Geleneksel vergi denetim sistemi, genellikle tarh zamanaşımının sonuna yaklaşmış dönemlere odaklanmakta ve olay gerçekleştikten yıllar sonra harekete geçmekteydi. Bu durum, hem Sahte Belge kullananların tespitini zorlaştırmakta hem de Vergi Müfettişleri üzerindeki iş yükünü artırmaktaydı. KURGAN sistemi ise, bu yapısal sorunu çözmek için denetimi işlem anına (cari denetime) taşıyan, proaktif bir erken uyarı ve risk analiz platformu olarak tasarlanmıştır.

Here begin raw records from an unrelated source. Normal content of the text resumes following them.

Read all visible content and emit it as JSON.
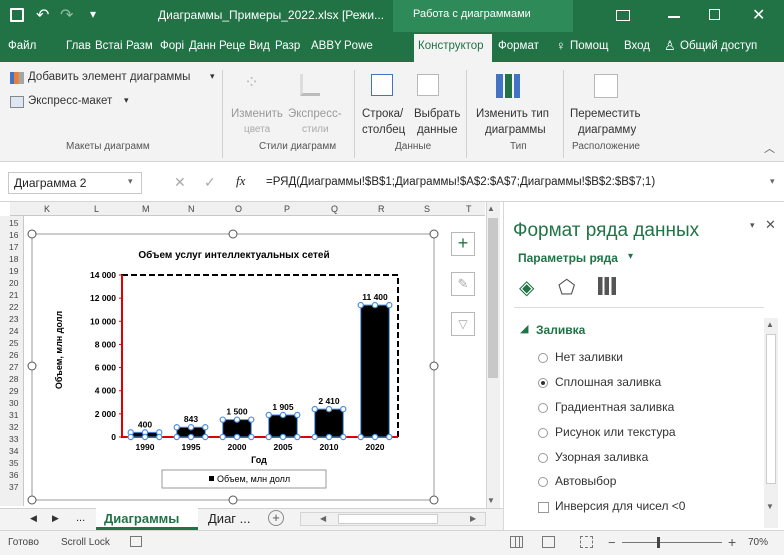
{
  "titlebar": {
    "filename": "Диаграммы_Примеры_2022.xlsx [Режи...",
    "context": "Работа с диаграммами",
    "colors": {
      "bar": "#217346"
    }
  },
  "tabs": [
    "Файл",
    "Глав",
    "Встаі",
    "Разм",
    "Форі",
    "Данн",
    "Реце",
    "Вид",
    "Разр",
    "ABBY",
    "Powe",
    "Конструктор",
    "Формат"
  ],
  "tab_help": "Помощ",
  "tab_login": "Вход",
  "tab_share": "Общий доступ",
  "ribbon": {
    "add_element": "Добавить элемент диаграммы",
    "express_layout": "Экспресс-макет",
    "group_layouts": "Макеты диаграмм",
    "change_colors_1": "Изменить",
    "change_colors_2": "цвета",
    "express_styles_1": "Экспресс-",
    "express_styles_2": "стили",
    "group_styles": "Стили диаграмм",
    "row_col_1": "Строка/",
    "row_col_2": "столбец",
    "select_data_1": "Выбрать",
    "select_data_2": "данные",
    "group_data": "Данные",
    "change_type_1": "Изменить тип",
    "change_type_2": "диаграммы",
    "group_type": "Тип",
    "move_1": "Переместить",
    "move_2": "диаграмму",
    "group_location": "Расположение"
  },
  "formula": {
    "namebox": "Диаграмма 2",
    "fx": "fx",
    "formula": "=РЯД(Диаграммы!$B$1;Диаграммы!$A$2:$A$7;Диаграммы!$B$2:$B$7;1)"
  },
  "sheet": {
    "columns": [
      "K",
      "L",
      "M",
      "N",
      "O",
      "P",
      "Q",
      "R",
      "S",
      "T"
    ],
    "rows": [
      "15",
      "16",
      "17",
      "18",
      "19",
      "20",
      "21",
      "22",
      "23",
      "24",
      "25",
      "26",
      "27",
      "28",
      "29",
      "30",
      "31",
      "32",
      "33",
      "34",
      "35",
      "36",
      "37"
    ]
  },
  "chart_data": {
    "type": "bar",
    "title": "Объем услуг интеллектуальных сетей",
    "xlabel": "Год",
    "ylabel": "Объем, млн долл",
    "categories": [
      "1990",
      "1995",
      "2000",
      "2005",
      "2010",
      "2020"
    ],
    "series": [
      {
        "name": "Объем, млн долл",
        "values": [
          400,
          843,
          1500,
          1905,
          2410,
          11400
        ]
      }
    ],
    "data_labels": [
      "400",
      "843",
      "1 500",
      "1 905",
      "2 410",
      "11 400"
    ],
    "yticks": [
      "0",
      "2 000",
      "4 000",
      "6 000",
      "8 000",
      "10 000",
      "12 000",
      "14 000"
    ],
    "ylim": [
      0,
      14000
    ],
    "grid": false,
    "legend": "bottom",
    "colors": {
      "bar": "#000000",
      "axis": "#e00000",
      "handle": "#4a90e2"
    }
  },
  "pane": {
    "title": "Формат ряда данных",
    "subtitle": "Параметры ряда",
    "section": "Заливка",
    "options": [
      "Нет заливки",
      "Сплошная заливка",
      "Градиентная заливка",
      "Рисунок или текстура",
      "Узорная заливка",
      "Автовыбор",
      "Инверсия для чисел <0"
    ],
    "selected": "Сплошная заливка"
  },
  "sheettabs": {
    "active": "Диаграммы",
    "other": "Диаг ...",
    "more": "..."
  },
  "status": {
    "ready": "Готово",
    "scroll_lock": "Scroll Lock",
    "zoom": "70%"
  }
}
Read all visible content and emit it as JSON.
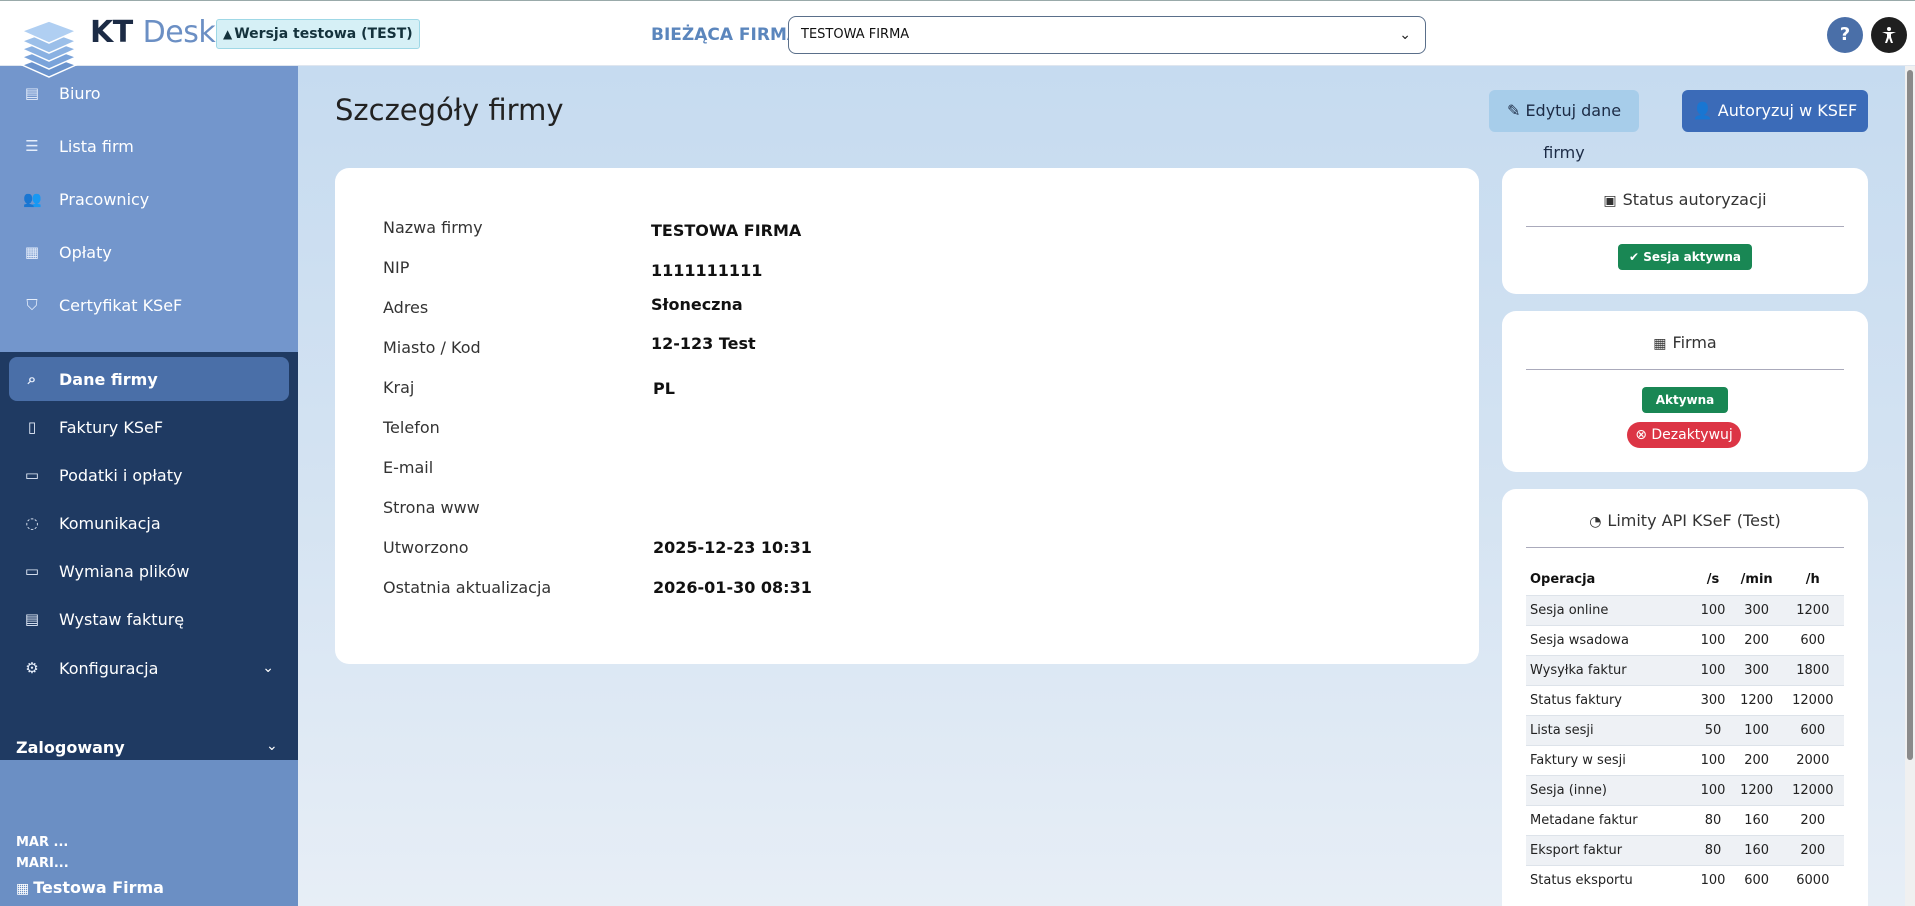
{
  "header": {
    "brand_kt": "KT",
    "brand_desk": "Desk",
    "test_badge": "Wersja testowa (TEST)",
    "company_label": "BIEŻĄCA FIRMA:",
    "company_value": "TESTOWA FIRMA",
    "help_label": "?"
  },
  "sidebar": {
    "items": [
      {
        "label": "Biuro",
        "icon": "building-icon"
      },
      {
        "label": "Lista firm",
        "icon": "list-icon"
      },
      {
        "label": "Pracownicy",
        "icon": "users-icon"
      },
      {
        "label": "Opłaty",
        "icon": "receipt-icon"
      },
      {
        "label": "Certyfikat KSeF",
        "icon": "shield-icon"
      },
      {
        "label": "Dane firmy",
        "icon": "search-icon"
      },
      {
        "label": "Faktury KSeF",
        "icon": "document-icon"
      },
      {
        "label": "Podatki i opłaty",
        "icon": "cash-icon"
      },
      {
        "label": "Komunikacja",
        "icon": "chat-icon"
      },
      {
        "label": "Wymiana plików",
        "icon": "folder-icon"
      },
      {
        "label": "Wystaw fakturę",
        "icon": "invoice-icon"
      },
      {
        "label": "Konfiguracja",
        "icon": "gear-icon"
      }
    ],
    "active": "Dane firmy",
    "logged_label": "Zalogowany",
    "user_line1": "MAR ...",
    "user_line2": "MARI...",
    "firm_name": "Testowa Firma"
  },
  "main": {
    "title": "Szczegóły firmy",
    "edit_button": "Edytuj dane firmy",
    "auth_button": "Autoryzuj w KSEF",
    "details": {
      "company_name_label": "Nazwa firmy",
      "company_name": "TESTOWA FIRMA",
      "nip_label": "NIP",
      "nip": "1111111111",
      "address_label": "Adres",
      "address": "Słoneczna",
      "city_label": "Miasto / Kod",
      "city": "12-123 Test",
      "country_label": "Kraj",
      "country": "PL",
      "phone_label": "Telefon",
      "email_label": "E-mail",
      "www_label": "Strona www",
      "created_label": "Utworzono",
      "created": "2025-12-23 10:31",
      "updated_label": "Ostatnia aktualizacja",
      "updated": "2026-01-30 08:31"
    }
  },
  "auth_card": {
    "title": "Status autoryzacji",
    "badge": "Sesja aktywna"
  },
  "firm_card": {
    "title": "Firma",
    "status": "Aktywna",
    "deactivate": "Dezaktywuj"
  },
  "limits_card": {
    "title": "Limity API KSeF (Test)",
    "headers": [
      "Operacja",
      "/s",
      "/min",
      "/h"
    ],
    "rows": [
      [
        "Sesja online",
        "100",
        "300",
        "1200"
      ],
      [
        "Sesja wsadowa",
        "100",
        "200",
        "600"
      ],
      [
        "Wysyłka faktur",
        "100",
        "300",
        "1800"
      ],
      [
        "Status faktury",
        "300",
        "1200",
        "12000"
      ],
      [
        "Lista sesji",
        "50",
        "100",
        "600"
      ],
      [
        "Faktury w sesji",
        "100",
        "200",
        "2000"
      ],
      [
        "Sesja (inne)",
        "100",
        "1200",
        "12000"
      ],
      [
        "Metadane faktur",
        "80",
        "160",
        "200"
      ],
      [
        "Eksport faktur",
        "80",
        "160",
        "200"
      ],
      [
        "Status eksportu",
        "100",
        "600",
        "6000"
      ]
    ]
  },
  "colors": {
    "sidebar_light": "#7396cc",
    "sidebar_dark": "#1f3a62",
    "accent": "#3b6bb8",
    "success": "#198754",
    "danger": "#dc3545"
  }
}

Bu reform, reaktif bir cezalandırma modelinden, proaktif bir risk yönetimi ve uyum teşvik modeline geçişi temsil eder.

I. Hukuki ve Felsefi Temeller: Suç Organizasyonuna Odaklanma

KURGAN’ın arkasındaki strateji, sadece teknik bir yenilik değil, aynı zamanda Sahte Belge Kullanma ile mücadeleyi organize suçlarla mücadele seviyesine taşıyan güçlü bir hukuki ve felsefi dönüşümdür.

  •  OECD İlkeleri, VUK 140/A ve Öncül Suç Tanımı

VDK’nın yeni iş felsefesi, OECD’nin Vergi Suçlarıyla Mücadelede On Global İlkesini temel almaktadır. Bu felsefenin ana hedefi, SBK tedarik zincirinin kök sorununu oluşturan düzenleyici mükelleflere ve onların ardındaki organize suç örgütlerine ulaşmaktır.

Bu mücadelede hukuki zemini güçlendirmek amacıyla, 213 sayılı Vergi Usul Kanunu’na (VUK) 140/A maddesinin eklenmesi öngörülmektedir. Bu düzenleme ile, Vergi Usul Kanunu’nun 359. Maddesinde sayılan kaçakçılık suçlarının bir suç organizasyonu dahilinde işlendiğine dair makul şüphe oluşması durumunda, olağan vergi incelemesi süreçleri ile vergi suçu soruşturması birbirinden ayrılacaktır.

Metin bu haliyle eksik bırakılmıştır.